À un an de l’échéance présidentielle, le débat sur l’influence des réseaux sociaux s’invite de nouveau dans la sphère politique française. Un député de la majorité présidentielle a récemment mis sur la table une proposition pour le moins inédite : encadrer les temps de parole sur les plates-formes numériques. Cette suggestion suscite un vif émoi, tant elle soulève des interrogations sur les libertés publiques et les modalités concrètes de mise en œuvre.

Selon l’élu, qui appartient au groupe Renaissance et préfère pour l’instant rester discret, la prolifération des messages sur X (ex-Twitter), Facebook, TikTok ou encore Instagram aurait profondément bouleversé le jeu électoral.

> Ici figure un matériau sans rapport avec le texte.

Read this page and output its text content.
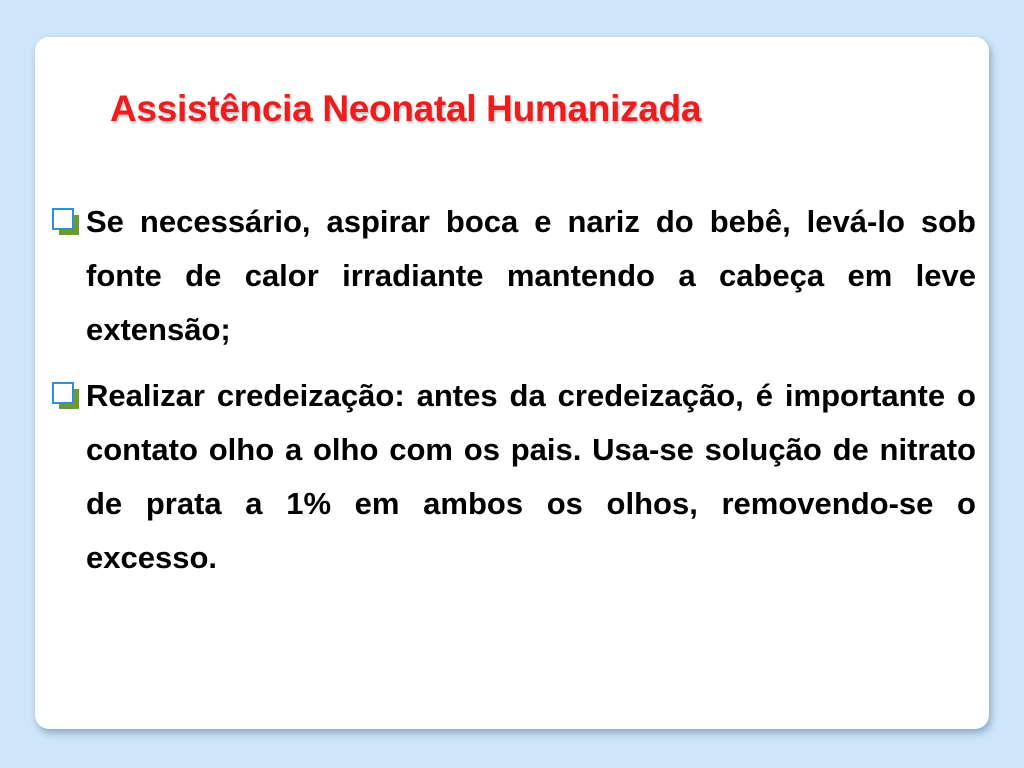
Assistência Neonatal Humanizada
Se necessário, aspirar boca e nariz do bebê, levá-lo sob fonte de calor irradiante mantendo a cabeça em leve extensão;
Realizar credeização: antes da credeização, é importante o contato olho a olho com os pais. Usa-se solução de nitrato de prata a 1% em ambos os olhos, removendo-se o excesso.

La viralité et la polarisation extrême des débats en ligne favoriseraient des effets de caisse de résonance, au détriment d’une information pluraliste et fiable. « À l’heure où la parole politique est en permanence concurrencée par des influenceurs, des groupes activistes ou des algorithmes opaques, il est légitime de s’interroger sur les conditions d’un débat démocratique harmonieux », estime-t-il.

La piste envisagée consisterait à instituer, à l’instar de ce qui existe à la télévision et à la radio, un mécanisme d’équité ou d’égalité du temps de parole pour les principaux candidats et partis politiques. Concrètement, il s’agirait d’obliger les plates-formes à comptabiliser les prises de parole publiques – déclarations officielles, vidéos, contenus sponsorisés – et à veiller à un strict respect d’une certaine équité durant la campagne électorale.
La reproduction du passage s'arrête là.